Alors que leur arrivée à Kaboul a déclenché une panique internationale, les responsables talibans se sont tournés vers Twitter pour diffuser un message de calme.

Les affirmations selon lesquelles ils obligent les jeunes filles à épouser des combattants sont de la "propagande empoisonnée", a par exemple assuré leur porte-parole international Suhail Shaheen auprès de ses 350.000 "followers".

Que les talibans puissent tweeter a ulcéré.

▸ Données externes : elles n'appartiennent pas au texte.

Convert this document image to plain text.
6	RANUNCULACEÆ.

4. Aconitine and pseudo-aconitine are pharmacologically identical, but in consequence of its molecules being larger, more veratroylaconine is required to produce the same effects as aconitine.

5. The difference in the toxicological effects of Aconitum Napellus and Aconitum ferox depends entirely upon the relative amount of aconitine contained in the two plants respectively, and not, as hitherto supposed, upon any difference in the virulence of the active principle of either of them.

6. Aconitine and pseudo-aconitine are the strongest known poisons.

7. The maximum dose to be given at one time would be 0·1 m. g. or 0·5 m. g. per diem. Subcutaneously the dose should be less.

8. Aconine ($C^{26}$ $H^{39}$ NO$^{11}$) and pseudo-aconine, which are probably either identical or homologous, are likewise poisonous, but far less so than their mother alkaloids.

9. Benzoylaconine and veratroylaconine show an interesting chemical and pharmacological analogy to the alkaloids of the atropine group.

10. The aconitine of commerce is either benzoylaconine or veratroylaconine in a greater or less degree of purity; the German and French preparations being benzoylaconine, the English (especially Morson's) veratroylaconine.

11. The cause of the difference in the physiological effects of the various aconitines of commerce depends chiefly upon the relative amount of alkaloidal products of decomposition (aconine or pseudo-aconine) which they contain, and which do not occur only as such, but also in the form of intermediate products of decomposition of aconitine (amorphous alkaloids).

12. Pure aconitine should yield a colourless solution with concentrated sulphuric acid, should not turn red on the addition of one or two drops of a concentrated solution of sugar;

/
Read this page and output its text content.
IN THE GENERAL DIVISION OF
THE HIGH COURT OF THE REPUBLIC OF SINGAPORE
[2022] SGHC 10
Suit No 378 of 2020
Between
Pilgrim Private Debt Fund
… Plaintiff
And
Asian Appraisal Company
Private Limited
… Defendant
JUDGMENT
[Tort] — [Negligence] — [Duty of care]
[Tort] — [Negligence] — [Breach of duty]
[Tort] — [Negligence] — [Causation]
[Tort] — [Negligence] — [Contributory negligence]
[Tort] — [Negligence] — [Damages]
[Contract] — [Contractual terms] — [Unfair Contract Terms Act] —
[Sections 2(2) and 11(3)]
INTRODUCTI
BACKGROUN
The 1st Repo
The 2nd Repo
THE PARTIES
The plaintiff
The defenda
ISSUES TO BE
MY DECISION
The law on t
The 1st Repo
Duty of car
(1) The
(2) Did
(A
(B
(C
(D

Notamment parmi les partisans de l'ex-président américain Donald Trump, banni du réseau social en janvier en raison du risque présumé d'incitation à la violence.

"J'attends avec impatience une réponse rapide sur les raisons pour lesquelles un ancien président des États-Unis est interdit alors que deux porte-parole des talibans sont autorisés à rester", s'est plaint le représentant américain Doug Lamborn dans une lettre au PDG de Twitter, Jack Dorsey.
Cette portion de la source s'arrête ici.